Anthony Lee - Nov 29, 2022
Astigmatism vs Stigmatism - Any Differences?
When it comes to vision, there are many terms used to describe various conditions. Two of the most commonly confused terms are astigmatism and stigmatism. While they may sound similar, there’s actually a world of difference between them - but what is that difference? In this article, we’ll be examining the differences between astigmatism and stigmatism and exploring how understanding these conditions can help us better care for our eyesight.
Definition of Astigmatism and Stigmatism
Astigmatism is an eye condition that affects the shape of your cornea. It is a common refractive error which occurs when the cornea has an irregular curvature. This condition can be mild or severe and is diagnosed with an eye exam. Many people are not aware they have astigmatism as it can go undetected for years, or even throughout their life.
Eye stigmatism is an eye condition that affects a person's vision and can cause significant impact on their lifestyle. It occurs when the shape of the cornea, lens or the entire eyeball becomes distorted, resulting in blurry vision or even blindness. People suffering from this condition may also experience discomfort while performing activities like driving or watching television. If left untreated, it may lead to permanent visual impairments and even blindness in some cases.
Causes & Symptoms: Astigmatism and Stigmatism
Astigmatism: Causes & Symptoms
As with many eye conditions, astigmatism is caused by an irregular shape of the cornea - the outermost layer of your eyes. In addition to this, genetics can play a role in causing astigmatism as well.
The most common symptom associated with astigmatism is blurry vision, which occurs when light does not focus properly on the retina at the back of the eye. This can affect both near and distant objects and cause difficulty seeing objects clearly in either direction. Other symptoms include headaches, eyestrain and dizziness due to trying to focus on objects that appear distorted or foggy. Astigmatism may also cause squinting in order to make out details more easily.
Stigmatism: Causes & Symptoms
Stigmatism occurs when the eye's cornea or lens, which should be round like a ball, instead has an irregular curvature that prevents light from entering the eye correctly. The most common cause of stigmatism is hereditary, though it can also be caused by certain diseases or trauma to the eye.
The primary symptom associated with stigmatism is blurred vision, as well as difficulty focusing on near and far away objects. Other symptoms can include headaches, double vision in one or both eyes, dizziness, squinting and fatigue when doing activities that involve close work such as reading or sewing.
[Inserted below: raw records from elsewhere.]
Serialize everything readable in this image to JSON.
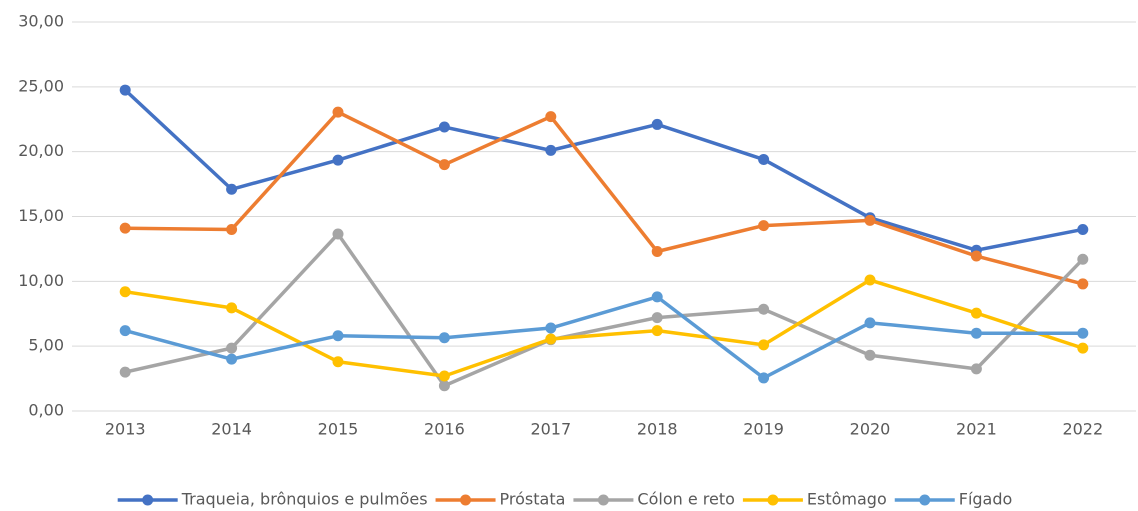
{
  "chart_data": {
    "type": "line",
    "categories": [
      "2013",
      "2014",
      "2015",
      "2016",
      "2017",
      "2018",
      "2019",
      "2020",
      "2021",
      "2022"
    ],
    "series": [
      {
        "name": "Traqueia, brônquios e pulmões",
        "color": "#4472c4",
        "values": [
          24.75,
          17.1,
          19.35,
          21.9,
          20.1,
          22.1,
          19.4,
          14.9,
          12.4,
          14.0
        ]
      },
      {
        "name": "Próstata",
        "color": "#ed7d31",
        "values": [
          14.1,
          14.0,
          23.05,
          19.0,
          22.7,
          12.3,
          14.3,
          14.7,
          11.95,
          9.8
        ]
      },
      {
        "name": "Cólon e reto",
        "color": "#a5a5a5",
        "values": [
          3.0,
          4.85,
          13.65,
          1.95,
          5.5,
          7.2,
          7.85,
          4.3,
          3.25,
          11.7
        ]
      },
      {
        "name": "Estômago",
        "color": "#ffc000",
        "values": [
          9.2,
          7.95,
          3.8,
          2.7,
          5.55,
          6.2,
          5.1,
          10.1,
          7.55,
          4.85
        ]
      },
      {
        "name": "Fígado",
        "color": "#5b9bd5",
        "values": [
          6.2,
          4.0,
          5.8,
          5.65,
          6.4,
          8.8,
          2.55,
          6.8,
          6.0,
          6.0
        ]
      }
    ],
    "ylim": [
      0,
      30
    ],
    "yticks": [
      {
        "value": 0,
        "label": "0,00"
      },
      {
        "value": 5,
        "label": "5,00"
      },
      {
        "value": 10,
        "label": "10,00"
      },
      {
        "value": 15,
        "label": "15,00"
      },
      {
        "value": 20,
        "label": "20,00"
      },
      {
        "value": 25,
        "label": "25,00"
      },
      {
        "value": 30,
        "label": "30,00"
      }
    ],
    "grid": true,
    "legend": "bottom"
  }
}
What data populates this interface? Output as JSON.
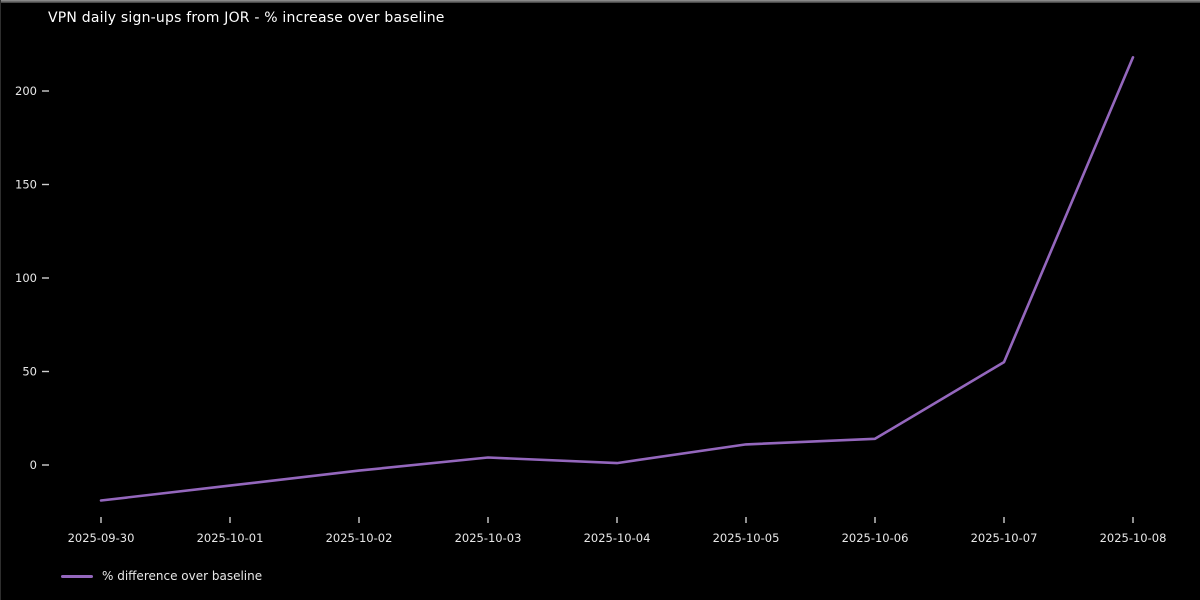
{
  "chart_data": {
    "type": "line",
    "title": "VPN daily sign-ups from JOR - % increase over baseline",
    "categories": [
      "2025-09-30",
      "2025-10-01",
      "2025-10-02",
      "2025-10-03",
      "2025-10-04",
      "2025-10-05",
      "2025-10-06",
      "2025-10-07",
      "2025-10-08"
    ],
    "series": [
      {
        "name": "% difference over baseline",
        "values": [
          -19,
          -11,
          -3,
          4,
          1,
          11,
          14,
          55,
          218
        ]
      }
    ],
    "xlabel": "",
    "ylabel": "",
    "y_ticks": [
      0,
      50,
      100,
      150,
      200
    ],
    "ylim": [
      -30,
      228
    ],
    "grid": false,
    "legend_position": "lower-left",
    "colors": {
      "line": "#9467bd",
      "background": "#000000",
      "text": "#e8e8e8",
      "tick": "#cfcfcf"
    }
  }
}
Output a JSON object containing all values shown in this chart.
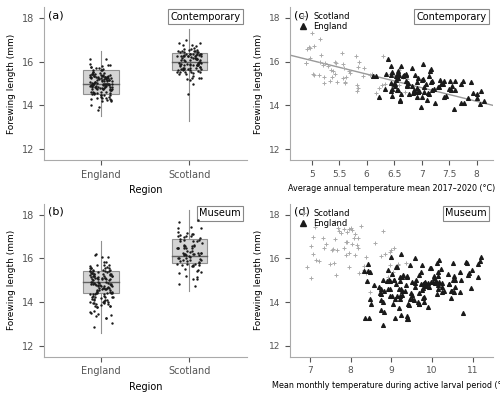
{
  "panel_a": {
    "label": "(a)",
    "title": "Contemporary",
    "xlabel": "Region",
    "ylabel": "Forewing length (mm)",
    "ylim": [
      11.5,
      18.5
    ],
    "yticks": [
      12,
      14,
      16,
      18
    ],
    "categories": [
      "England",
      "Scotland"
    ],
    "england_median": 15.0,
    "england_q1": 14.5,
    "england_q3": 15.6,
    "england_whisker_low": 13.5,
    "england_whisker_high": 16.5,
    "scotland_median": 16.0,
    "scotland_q1": 15.6,
    "scotland_q3": 16.4,
    "scotland_whisker_low": 13.3,
    "scotland_whisker_high": 17.5
  },
  "panel_b": {
    "label": "(b)",
    "title": "Museum",
    "xlabel": "Region",
    "ylabel": "Forewing length (mm)",
    "ylim": [
      11.5,
      18.5
    ],
    "yticks": [
      12,
      14,
      16,
      18
    ],
    "categories": [
      "England",
      "Scotland"
    ],
    "england_median": 14.9,
    "england_q1": 14.4,
    "england_q3": 15.4,
    "england_whisker_low": 12.6,
    "england_whisker_high": 16.8,
    "scotland_median": 16.1,
    "scotland_q1": 15.8,
    "scotland_q3": 16.9,
    "scotland_whisker_low": 14.5,
    "scotland_whisker_high": 18.2
  },
  "panel_c": {
    "label": "(c)",
    "title": "Contemporary",
    "xlabel": "Average annual temperature mean 2017–2020 (°C)",
    "ylabel": "Forewing length (mm)",
    "ylim": [
      11.5,
      18.5
    ],
    "yticks": [
      12,
      14,
      16,
      18
    ],
    "xlim": [
      4.6,
      8.3
    ],
    "xticks": [
      5,
      5.5,
      6,
      6.5,
      7,
      7.5,
      8
    ],
    "xtick_labels": [
      "5",
      "5.5",
      "6",
      "6.5",
      "7",
      "7.5",
      "8"
    ],
    "trendline_x": [
      4.6,
      8.3
    ],
    "trendline_y": [
      16.3,
      14.0
    ]
  },
  "panel_d": {
    "label": "(d)",
    "title": "Museum",
    "xlabel": "Mean monthly temperature during active larval period (°C)",
    "ylabel": "Forewing length (mm)",
    "ylim": [
      11.5,
      18.5
    ],
    "yticks": [
      12,
      14,
      16,
      18
    ],
    "xlim": [
      6.5,
      11.5
    ],
    "xticks": [
      7,
      8,
      9,
      10,
      11
    ],
    "xtick_labels": [
      "7",
      "8",
      "9",
      "10",
      "11"
    ]
  },
  "box_facecolor": "#d4d4d4",
  "box_edgecolor": "#909090",
  "median_color": "#606060",
  "whisker_color": "#909090",
  "point_color_black": "#1a1a1a",
  "point_color_gray": "#aaaaaa",
  "trendline_color": "#999999"
}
Those who suffer from mild cases may not even notice any symptoms at all but still require corrective lenses for optimal vision quality.
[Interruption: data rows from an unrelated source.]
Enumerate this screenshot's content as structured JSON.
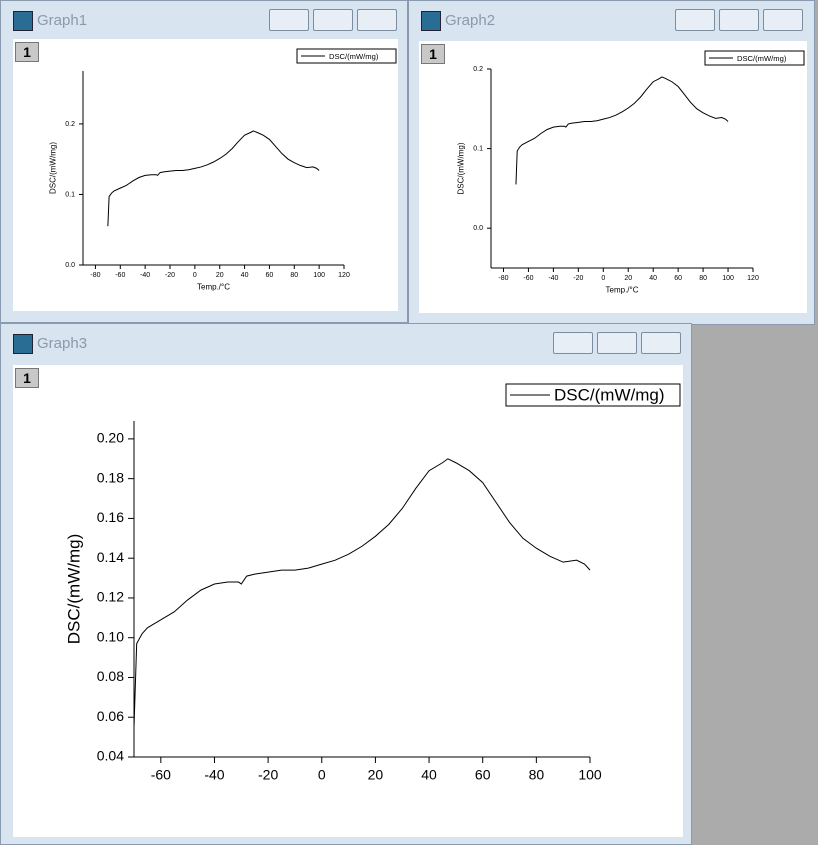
{
  "windows": [
    {
      "title": "Graph1",
      "layer": "1"
    },
    {
      "title": "Graph2",
      "layer": "1"
    },
    {
      "title": "Graph3",
      "layer": "1"
    }
  ],
  "chart_data": [
    {
      "type": "line",
      "x_label": "Temp./°C",
      "y_label": "DSC/(mW/mg)",
      "x": [
        -70,
        -69,
        -67,
        -65,
        -60,
        -55,
        -50,
        -45,
        -40,
        -35,
        -31,
        -30,
        -28,
        -25,
        -20,
        -15,
        -10,
        -5,
        0,
        5,
        10,
        15,
        20,
        25,
        30,
        35,
        40,
        45,
        47,
        50,
        55,
        60,
        65,
        70,
        75,
        80,
        85,
        90,
        95,
        98,
        100
      ],
      "series": [
        {
          "name": "DSC/(mW/mg)",
          "color": "#000000",
          "values": [
            0.055,
            0.097,
            0.102,
            0.105,
            0.109,
            0.113,
            0.119,
            0.124,
            0.127,
            0.128,
            0.128,
            0.127,
            0.131,
            0.132,
            0.133,
            0.134,
            0.134,
            0.135,
            0.137,
            0.139,
            0.142,
            0.146,
            0.151,
            0.157,
            0.165,
            0.175,
            0.184,
            0.188,
            0.19,
            0.188,
            0.184,
            0.178,
            0.168,
            0.158,
            0.15,
            0.145,
            0.141,
            0.138,
            0.139,
            0.137,
            0.134
          ]
        }
      ],
      "xlim": [
        -90,
        120
      ],
      "xticks": [
        -80,
        -60,
        -40,
        -20,
        0,
        20,
        40,
        60,
        80,
        100,
        120
      ],
      "ylim": [
        0,
        0.275
      ],
      "yticks": [
        {
          "value": 0,
          "label": "0.0"
        },
        {
          "value": 0.1,
          "label": "0.1"
        },
        {
          "value": 0.2,
          "label": "0.2"
        }
      ]
    },
    {
      "type": "line",
      "x_label": "Temp./°C",
      "y_label": "DSC/(mW/mg)",
      "x": [
        -70,
        -69,
        -67,
        -65,
        -60,
        -55,
        -50,
        -45,
        -40,
        -35,
        -31,
        -30,
        -28,
        -25,
        -20,
        -15,
        -10,
        -5,
        0,
        5,
        10,
        15,
        20,
        25,
        30,
        35,
        40,
        45,
        47,
        50,
        55,
        60,
        65,
        70,
        75,
        80,
        85,
        90,
        95,
        98,
        100
      ],
      "series": [
        {
          "name": "DSC/(mW/mg)",
          "color": "#000000",
          "values": [
            0.055,
            0.097,
            0.102,
            0.105,
            0.109,
            0.113,
            0.119,
            0.124,
            0.127,
            0.128,
            0.128,
            0.127,
            0.131,
            0.132,
            0.133,
            0.134,
            0.134,
            0.135,
            0.137,
            0.139,
            0.142,
            0.146,
            0.151,
            0.157,
            0.165,
            0.175,
            0.184,
            0.188,
            0.19,
            0.188,
            0.184,
            0.178,
            0.168,
            0.158,
            0.15,
            0.145,
            0.141,
            0.138,
            0.139,
            0.137,
            0.134
          ]
        }
      ],
      "xlim": [
        -90,
        120
      ],
      "xticks": [
        -80,
        -60,
        -40,
        -20,
        0,
        20,
        40,
        60,
        80,
        100,
        120
      ],
      "ylim": [
        -0.05,
        0.2
      ],
      "yticks": [
        {
          "value": 0,
          "label": "0.0"
        },
        {
          "value": 0.1,
          "label": "0.1"
        },
        {
          "value": 0.2,
          "label": "0.2"
        }
      ]
    },
    {
      "type": "line",
      "y_label": "DSC/(mW/mg)",
      "x": [
        -70,
        -69,
        -67,
        -65,
        -60,
        -55,
        -50,
        -45,
        -40,
        -35,
        -31,
        -30,
        -28,
        -25,
        -20,
        -15,
        -10,
        -5,
        0,
        5,
        10,
        15,
        20,
        25,
        30,
        35,
        40,
        45,
        47,
        50,
        55,
        60,
        65,
        70,
        75,
        80,
        85,
        90,
        95,
        98,
        100
      ],
      "series": [
        {
          "name": "DSC/(mW/mg)",
          "color": "#000000",
          "values": [
            0.055,
            0.097,
            0.102,
            0.105,
            0.109,
            0.113,
            0.119,
            0.124,
            0.127,
            0.128,
            0.128,
            0.127,
            0.131,
            0.132,
            0.133,
            0.134,
            0.134,
            0.135,
            0.137,
            0.139,
            0.142,
            0.146,
            0.151,
            0.157,
            0.165,
            0.175,
            0.184,
            0.188,
            0.19,
            0.188,
            0.184,
            0.178,
            0.168,
            0.158,
            0.15,
            0.145,
            0.141,
            0.138,
            0.139,
            0.137,
            0.134
          ]
        }
      ],
      "xlim": [
        -70,
        100
      ],
      "xticks": [
        -60,
        -40,
        -20,
        0,
        20,
        40,
        60,
        80,
        100
      ],
      "ylim": [
        0.04,
        0.209
      ],
      "yticks": [
        {
          "value": 0.04,
          "label": "0.04"
        },
        {
          "value": 0.06,
          "label": "0.06"
        },
        {
          "value": 0.08,
          "label": "0.08"
        },
        {
          "value": 0.1,
          "label": "0.10"
        },
        {
          "value": 0.12,
          "label": "0.12"
        },
        {
          "value": 0.14,
          "label": "0.14"
        },
        {
          "value": 0.16,
          "label": "0.16"
        },
        {
          "value": 0.18,
          "label": "0.18"
        },
        {
          "value": 0.2,
          "label": "0.20"
        }
      ]
    }
  ]
}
Diagnosis & Treatment: Astigmatism and Stigmatism
Astigmatism and Stigmatism are two common types of vision impairments that affect a large number of people across the globe. Although both conditions can cause significant visual disturbances, the diagnosis and treatments vary greatly between the two.
The diagnosis of astigmatism is usually done by an optometrist or ophthalmologist through a series of tests that measure how your eyes focus light. Typically, this involves dilating your eyes and using special lenses to assess how you see light directly in front of you as well as at certain angles. Treatment for astigmatism often includes corrective lenses such as glasses or contact lenses, which can help correct vision problems caused by astigmatism.
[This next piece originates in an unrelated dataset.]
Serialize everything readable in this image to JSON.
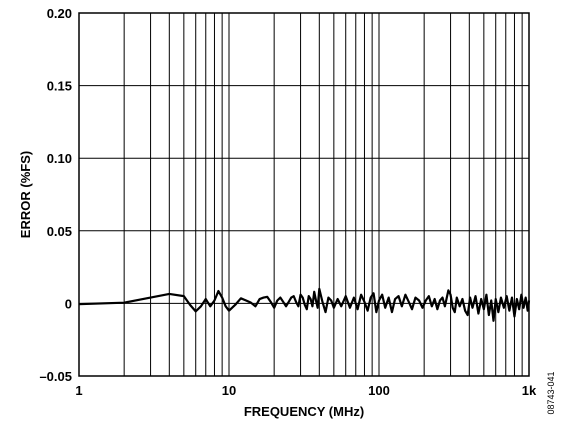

The diagnosis and treatment for stigmatism involves an optometrist or ophthalmologist performing a comprehensive eye exam to determine if it is indeed present. This examination will take into account any existing medical conditions and history of any previous procedures or treatments related to the eyes. Once diagnosed, patients may be prescribed glasses or contact lenses with specific corrective powers in order to correct their vision problems associated with stigmatism.
Prevention & Management: Astigmatism and Stigmatism
Preventing astigmatism and stigmatism starts with getting regular comprehensive eye exams. During these exams, your optometrist will be able to detect any abnormalities in your eyes that could lead to either condition. This allows optometrists to determine if you’re in risk of developing either condition as well as how best to treat them. Early detection is key when it comes to preventing astigmatism and stigmatism since they can often worsen over time without proper treatment. Additionally, protecting your eyes from UV rays by wearing sunglasses when outdoors can help reduce your risk for both vision problems.
In conclusion,astigmatism and stigmatism are both conditions affecting vision and have some similarities, such as blurred vision. However, astigmatism is caused by an irregular shape of the eye’s surface while stigmatism is caused by an irregular shape in the eye’s lens. Treatment for astigmatism includes eyeglasses, contact lenses, and laser surgery. The most effective treatment for stigmatism is corrective lenses or contact lenses.
Written by: Anthony Lee
Anthony Lee is a freelance writer who works as a sales clerk in an eyewear boutique, and her seven years of experience allows her to select the right eyewear for her customers at a glance. Knowing the whole process of eyewear production, she also has a unique perspective on eyewear fashion. She is passionate about fashion accessories and life. She likes to match a variety of eyewear with various styles of clothing.